Si l’on se fie aux sondages, Pierre Karl Péladeau est presque déjà couronné. Dans ce contexte, PKP est-il trop couvert par les médias ? Quelles miettes médiatiques reste-t-il pour les autres candidats à la chefferie du Parti québécois ?

Récemment, des adversaires de PKP à la direction du PQ se sont plaints au chroniqueur du quotidien Le Soleil, Gilbert Lavoie, de l’immense attention médiatique dont bénéficie l’ex-dirigeant de Québecor.

Dans sa chronique intitulée « La notoriété de PKP déséquilibre la couverture des médias », Gilbert Lavoie cite, sous le couvert de l’anonymat, l’un d’eux : « Pierre Karl a des réponses à donner, mais si les médias le couronnent à l’avance… Parce que les médias estiment que c’est réglé, ils lui accordent plus de couverture.

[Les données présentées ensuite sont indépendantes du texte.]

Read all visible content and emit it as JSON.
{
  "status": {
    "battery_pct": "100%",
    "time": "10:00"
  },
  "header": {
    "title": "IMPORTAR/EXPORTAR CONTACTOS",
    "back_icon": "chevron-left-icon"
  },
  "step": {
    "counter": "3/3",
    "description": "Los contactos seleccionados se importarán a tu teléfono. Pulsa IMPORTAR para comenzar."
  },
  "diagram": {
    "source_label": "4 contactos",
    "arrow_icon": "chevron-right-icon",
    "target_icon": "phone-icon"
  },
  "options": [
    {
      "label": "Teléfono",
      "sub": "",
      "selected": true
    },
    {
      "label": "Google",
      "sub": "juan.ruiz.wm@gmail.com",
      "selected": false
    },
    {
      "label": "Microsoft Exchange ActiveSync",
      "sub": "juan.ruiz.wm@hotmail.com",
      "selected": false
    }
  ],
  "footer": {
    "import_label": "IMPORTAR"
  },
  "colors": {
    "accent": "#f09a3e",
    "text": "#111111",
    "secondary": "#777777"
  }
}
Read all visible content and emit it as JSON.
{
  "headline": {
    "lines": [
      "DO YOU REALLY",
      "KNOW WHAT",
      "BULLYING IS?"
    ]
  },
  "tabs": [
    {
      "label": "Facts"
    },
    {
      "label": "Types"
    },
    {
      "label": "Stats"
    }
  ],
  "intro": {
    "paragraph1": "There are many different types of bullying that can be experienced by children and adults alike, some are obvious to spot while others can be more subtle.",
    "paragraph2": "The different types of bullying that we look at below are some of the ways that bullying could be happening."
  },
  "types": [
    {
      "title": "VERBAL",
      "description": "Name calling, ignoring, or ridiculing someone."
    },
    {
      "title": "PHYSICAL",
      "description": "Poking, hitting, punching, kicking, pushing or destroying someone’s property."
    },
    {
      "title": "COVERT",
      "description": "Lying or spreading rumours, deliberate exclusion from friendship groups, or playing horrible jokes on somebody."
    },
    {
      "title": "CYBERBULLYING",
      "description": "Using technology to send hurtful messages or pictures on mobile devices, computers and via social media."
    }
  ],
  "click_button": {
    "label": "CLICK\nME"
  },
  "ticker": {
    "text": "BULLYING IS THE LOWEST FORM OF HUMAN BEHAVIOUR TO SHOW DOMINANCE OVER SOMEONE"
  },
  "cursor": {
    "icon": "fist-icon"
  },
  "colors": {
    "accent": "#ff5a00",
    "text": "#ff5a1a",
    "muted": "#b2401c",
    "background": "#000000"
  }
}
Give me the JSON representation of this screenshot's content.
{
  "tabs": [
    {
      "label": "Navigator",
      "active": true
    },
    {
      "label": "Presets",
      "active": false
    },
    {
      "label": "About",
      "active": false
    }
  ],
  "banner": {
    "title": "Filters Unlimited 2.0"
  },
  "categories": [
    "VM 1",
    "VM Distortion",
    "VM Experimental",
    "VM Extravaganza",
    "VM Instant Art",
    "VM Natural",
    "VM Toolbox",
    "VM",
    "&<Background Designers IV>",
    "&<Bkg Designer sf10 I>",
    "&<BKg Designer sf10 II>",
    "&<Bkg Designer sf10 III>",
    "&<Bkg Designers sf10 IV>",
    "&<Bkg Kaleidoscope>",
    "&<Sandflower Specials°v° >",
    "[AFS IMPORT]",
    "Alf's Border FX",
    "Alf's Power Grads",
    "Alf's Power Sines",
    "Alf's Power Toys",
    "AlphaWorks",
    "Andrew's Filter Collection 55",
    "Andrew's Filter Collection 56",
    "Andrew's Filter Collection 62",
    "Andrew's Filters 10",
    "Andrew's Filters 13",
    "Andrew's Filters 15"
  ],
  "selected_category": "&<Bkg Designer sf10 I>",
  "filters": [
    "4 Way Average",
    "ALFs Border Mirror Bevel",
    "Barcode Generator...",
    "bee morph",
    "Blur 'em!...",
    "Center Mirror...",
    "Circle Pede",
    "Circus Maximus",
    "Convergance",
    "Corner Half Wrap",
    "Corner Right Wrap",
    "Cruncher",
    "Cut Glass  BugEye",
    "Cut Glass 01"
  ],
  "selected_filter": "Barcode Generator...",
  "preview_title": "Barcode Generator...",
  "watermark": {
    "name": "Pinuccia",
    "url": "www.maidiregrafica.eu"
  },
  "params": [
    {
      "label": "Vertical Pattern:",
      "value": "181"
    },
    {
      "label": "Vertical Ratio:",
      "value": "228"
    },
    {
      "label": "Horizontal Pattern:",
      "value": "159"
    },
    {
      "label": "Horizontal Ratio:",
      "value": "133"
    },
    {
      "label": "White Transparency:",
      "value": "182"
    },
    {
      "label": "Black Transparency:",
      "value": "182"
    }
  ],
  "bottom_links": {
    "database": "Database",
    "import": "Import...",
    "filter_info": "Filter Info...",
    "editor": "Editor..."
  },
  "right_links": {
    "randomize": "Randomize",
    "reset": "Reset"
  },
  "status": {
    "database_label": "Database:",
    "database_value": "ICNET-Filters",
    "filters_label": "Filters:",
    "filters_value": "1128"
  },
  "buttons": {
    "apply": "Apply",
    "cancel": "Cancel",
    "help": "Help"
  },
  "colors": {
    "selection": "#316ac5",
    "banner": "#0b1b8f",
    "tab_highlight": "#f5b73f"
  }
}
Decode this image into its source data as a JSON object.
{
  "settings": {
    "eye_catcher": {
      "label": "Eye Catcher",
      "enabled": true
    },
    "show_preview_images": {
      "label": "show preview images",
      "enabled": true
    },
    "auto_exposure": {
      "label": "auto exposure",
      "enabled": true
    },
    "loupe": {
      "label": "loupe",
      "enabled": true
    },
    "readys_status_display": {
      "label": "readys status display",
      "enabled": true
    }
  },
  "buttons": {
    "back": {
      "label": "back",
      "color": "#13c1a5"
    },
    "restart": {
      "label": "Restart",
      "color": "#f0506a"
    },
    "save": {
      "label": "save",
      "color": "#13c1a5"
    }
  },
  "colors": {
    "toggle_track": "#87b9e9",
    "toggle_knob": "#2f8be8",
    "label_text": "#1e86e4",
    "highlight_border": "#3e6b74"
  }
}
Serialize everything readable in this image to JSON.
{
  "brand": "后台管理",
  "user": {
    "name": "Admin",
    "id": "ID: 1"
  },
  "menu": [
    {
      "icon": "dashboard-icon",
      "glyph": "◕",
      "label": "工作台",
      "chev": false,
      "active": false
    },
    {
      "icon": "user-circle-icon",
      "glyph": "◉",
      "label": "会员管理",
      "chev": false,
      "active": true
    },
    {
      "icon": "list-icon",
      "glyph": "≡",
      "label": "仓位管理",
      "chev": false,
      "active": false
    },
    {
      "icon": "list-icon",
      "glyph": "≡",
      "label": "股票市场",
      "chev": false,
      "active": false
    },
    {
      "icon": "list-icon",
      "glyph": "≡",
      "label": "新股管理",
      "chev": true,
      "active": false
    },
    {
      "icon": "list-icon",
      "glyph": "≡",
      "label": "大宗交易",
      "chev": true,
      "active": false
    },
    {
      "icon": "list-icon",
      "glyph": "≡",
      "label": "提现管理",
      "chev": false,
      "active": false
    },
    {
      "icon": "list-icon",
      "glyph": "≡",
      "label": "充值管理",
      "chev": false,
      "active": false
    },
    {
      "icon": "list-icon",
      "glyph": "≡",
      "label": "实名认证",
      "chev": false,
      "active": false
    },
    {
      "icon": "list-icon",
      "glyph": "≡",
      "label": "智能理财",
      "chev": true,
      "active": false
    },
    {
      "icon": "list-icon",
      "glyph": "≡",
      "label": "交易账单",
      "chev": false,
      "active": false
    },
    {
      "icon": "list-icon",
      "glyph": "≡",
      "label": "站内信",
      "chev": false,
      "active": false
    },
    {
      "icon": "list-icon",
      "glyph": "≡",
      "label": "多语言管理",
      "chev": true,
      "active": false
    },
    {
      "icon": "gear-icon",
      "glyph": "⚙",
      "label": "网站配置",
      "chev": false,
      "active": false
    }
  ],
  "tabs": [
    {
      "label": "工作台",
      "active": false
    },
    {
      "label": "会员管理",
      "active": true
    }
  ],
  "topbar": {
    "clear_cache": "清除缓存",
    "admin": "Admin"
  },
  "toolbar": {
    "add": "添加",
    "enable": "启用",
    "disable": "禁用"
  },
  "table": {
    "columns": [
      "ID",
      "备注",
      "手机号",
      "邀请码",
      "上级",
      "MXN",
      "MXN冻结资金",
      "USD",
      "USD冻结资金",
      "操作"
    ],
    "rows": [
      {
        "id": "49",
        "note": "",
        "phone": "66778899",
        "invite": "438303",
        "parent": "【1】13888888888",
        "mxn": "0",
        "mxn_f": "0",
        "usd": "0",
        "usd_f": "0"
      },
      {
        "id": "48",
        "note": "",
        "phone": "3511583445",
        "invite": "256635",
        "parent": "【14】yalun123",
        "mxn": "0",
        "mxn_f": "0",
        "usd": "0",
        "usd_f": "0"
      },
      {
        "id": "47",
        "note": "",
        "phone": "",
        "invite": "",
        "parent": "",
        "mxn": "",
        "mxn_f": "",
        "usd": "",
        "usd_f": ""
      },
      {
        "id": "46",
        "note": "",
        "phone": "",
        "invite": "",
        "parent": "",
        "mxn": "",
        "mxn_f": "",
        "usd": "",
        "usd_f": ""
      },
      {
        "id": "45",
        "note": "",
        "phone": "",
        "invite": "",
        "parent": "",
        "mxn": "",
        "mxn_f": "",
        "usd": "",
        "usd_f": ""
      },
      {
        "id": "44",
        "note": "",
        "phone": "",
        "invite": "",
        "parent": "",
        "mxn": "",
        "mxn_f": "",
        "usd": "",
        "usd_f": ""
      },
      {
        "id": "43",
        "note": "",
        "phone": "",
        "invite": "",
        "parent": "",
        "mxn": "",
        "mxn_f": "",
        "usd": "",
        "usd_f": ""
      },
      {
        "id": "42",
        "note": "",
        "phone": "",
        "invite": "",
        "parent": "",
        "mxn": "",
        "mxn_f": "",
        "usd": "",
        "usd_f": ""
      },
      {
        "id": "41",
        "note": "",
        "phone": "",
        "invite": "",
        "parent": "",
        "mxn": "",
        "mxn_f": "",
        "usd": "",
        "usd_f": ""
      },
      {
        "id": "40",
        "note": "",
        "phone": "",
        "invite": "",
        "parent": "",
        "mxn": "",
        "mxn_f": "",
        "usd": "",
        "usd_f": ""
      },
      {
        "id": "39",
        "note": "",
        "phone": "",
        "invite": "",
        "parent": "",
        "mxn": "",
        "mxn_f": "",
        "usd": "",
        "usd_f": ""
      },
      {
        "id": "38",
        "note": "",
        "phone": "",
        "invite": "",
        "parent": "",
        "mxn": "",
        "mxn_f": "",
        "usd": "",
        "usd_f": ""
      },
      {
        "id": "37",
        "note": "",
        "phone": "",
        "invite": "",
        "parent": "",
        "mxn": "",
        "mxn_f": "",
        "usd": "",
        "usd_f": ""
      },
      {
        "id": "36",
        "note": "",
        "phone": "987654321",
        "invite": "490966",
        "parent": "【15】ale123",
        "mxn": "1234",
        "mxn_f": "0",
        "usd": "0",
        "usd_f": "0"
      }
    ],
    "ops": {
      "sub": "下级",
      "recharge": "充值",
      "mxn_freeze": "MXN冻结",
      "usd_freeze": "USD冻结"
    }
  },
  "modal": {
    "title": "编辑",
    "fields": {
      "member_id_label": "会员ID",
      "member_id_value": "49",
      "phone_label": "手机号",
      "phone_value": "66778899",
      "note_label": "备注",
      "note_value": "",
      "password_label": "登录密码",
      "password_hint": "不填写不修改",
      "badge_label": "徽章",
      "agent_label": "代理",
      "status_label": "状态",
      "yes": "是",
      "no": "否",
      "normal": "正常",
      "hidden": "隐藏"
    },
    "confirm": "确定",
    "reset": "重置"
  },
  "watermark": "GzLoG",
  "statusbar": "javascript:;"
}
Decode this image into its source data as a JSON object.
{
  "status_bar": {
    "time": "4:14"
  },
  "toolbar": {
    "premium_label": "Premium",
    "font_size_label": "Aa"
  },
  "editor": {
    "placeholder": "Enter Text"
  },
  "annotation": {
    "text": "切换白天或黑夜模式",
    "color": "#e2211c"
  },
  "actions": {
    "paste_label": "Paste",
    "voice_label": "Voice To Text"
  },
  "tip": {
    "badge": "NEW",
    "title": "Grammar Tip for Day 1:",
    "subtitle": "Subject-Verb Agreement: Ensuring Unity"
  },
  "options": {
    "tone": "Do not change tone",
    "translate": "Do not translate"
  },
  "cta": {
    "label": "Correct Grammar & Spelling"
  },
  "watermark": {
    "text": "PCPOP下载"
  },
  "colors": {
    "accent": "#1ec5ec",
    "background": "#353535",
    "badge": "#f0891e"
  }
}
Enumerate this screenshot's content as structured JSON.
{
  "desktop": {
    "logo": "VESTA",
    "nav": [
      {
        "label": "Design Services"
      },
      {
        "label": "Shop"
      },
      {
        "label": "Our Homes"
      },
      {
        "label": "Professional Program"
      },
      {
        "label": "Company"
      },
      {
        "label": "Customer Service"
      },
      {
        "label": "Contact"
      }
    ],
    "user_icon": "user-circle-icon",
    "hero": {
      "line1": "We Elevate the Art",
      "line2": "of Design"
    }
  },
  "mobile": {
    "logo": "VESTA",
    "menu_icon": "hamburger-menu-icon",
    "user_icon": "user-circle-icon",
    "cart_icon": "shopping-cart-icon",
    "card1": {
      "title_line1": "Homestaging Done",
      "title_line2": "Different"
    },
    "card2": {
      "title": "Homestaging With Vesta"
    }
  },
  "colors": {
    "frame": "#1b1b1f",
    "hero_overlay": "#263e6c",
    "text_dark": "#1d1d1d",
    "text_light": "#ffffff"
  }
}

Et en lui accordant plus de couverture, ils accréditent l’idée que c’est réglé. »

Toujours dans cette chronique, un autre candidat, qui s’exprime aussi anonymement, s’indigne que le réseau LCN ait couvert pendant une heure complète, le lancement de campagne de PKP le dimanche 30 novembre (aucun autre candidat n’a eu droit à un tel traitement).

« Ça vaut combien d’argent, une heure en direct à LCN ? », demande-t-il. 

Qu’en est-il vraiment ? Les adversaires de PKP ont-ils raison de critiquer la couverture média dont il fait l’objet ? Combien coûte vraiment une heure d’antenne à LCN le dimanche après-midi ?

Regardons les chiffres…

D’abord, une heure à LCN, en plein cœur de l’après-midi du 30 novembre valait la somme ridicule de 1 890 $, selon une estimation effectuée par l’agence Touché! phd. Il y avait seulement 2 600 téléspectateurs à l’écoute par tranche de 30 secondes ; rien pour s’étouffer…

Le dimanche après-midi, ça n’a rien à voir avec le primetime du matin ou l’heure du souper !

En comparaison : 30 secondes de publicité coûtent en moyenne 800 $ (tarif non-négocié) durant l’émission matinale de Paul Arcand au 98,5 FM. Si on extrapole, c’est donc 96 000 $ pour une heure de temps d’antenne chez Arcand. On est loin du coût de LCN le dimanche après-midi…

pierre karl péladeau caricature
Source : Hervé Philippe, La Tribune

 

PKP vs les autres

Maintenant, comparons jusqu’à quel point Pierre Karl Péladeau est plus médiatisé que les autres candidats à la direction du PQ.

Si l’on analyse le simple volume de mentions (sans pondération) des aspirants chefs du PQ dans les médias du Québec, voici la part de chacun depuis le 18 octobre 2014 (date du début de la période de mise en candidature) :

Candidats

%

Pierre Karl Péladeau

32 %

Martine Ouellet

17 %

Bernard Drainville

16 %

Alexandre Cloutier

15 %

Jean-François Lisée

14 %

Pierre Céré

5 %

 

100 %

 

En clair, PKP obtient le tiers du volume de mentions ; les autres se partagent les deux tiers du gâteau restant.*

PKP est donc deux fois plus mentionné en lien avec la course à la chefferie du PQ que les candidats Ouellet, Drainville, Cloutier et Lisée.

L’autre question – plus importante aux yeux des adversaires de PKP : est-ce que les médias de Québecor couvrent trop leur ancien patron par rapport aux autres candidats ?

Comparons le volume de mentions des candidats dans Le Journal de Montréal et Le Journal de Québec vs La Presse et Le Soleil : 

 

La Presse /
Le Soleil

JdeM / JdeQ

Pierre Karl Péladeau

35 %

40 %

Jean-François Lisée

19 %

15 %

Martine Ouellet

14 %

14 %

Bernard Drainville

14 %

12 %

Alexandre Cloutier

13 %

13 %

Pierre Céré

6 %

5 %

 

100 %

100 %

 

Ainsi, PKP accapare 35 % du volume de mentions accordé aux six candidats dans La Presse et Le Soleil, et 40 % de celles du Journal de Montréal et du Journal de Québec. L’écart est non significatif.

 

Poids santé

Mais les plus malins reprocheront peut-être aux médias de Québecor de couvrir plus favorablement PKP que les autres groupes de presse…

Car au-delà du poids médiatique, il faut aussi s’intéresser au poids santé de la couverture de presse.

Si on est hyper-médiatisé, mais que l’on reçoit uniquement de la couverture négative, ça cause plus de tort que de bien ! À l’inverse, si notre couverture est favorable, là, ça devient avantageux !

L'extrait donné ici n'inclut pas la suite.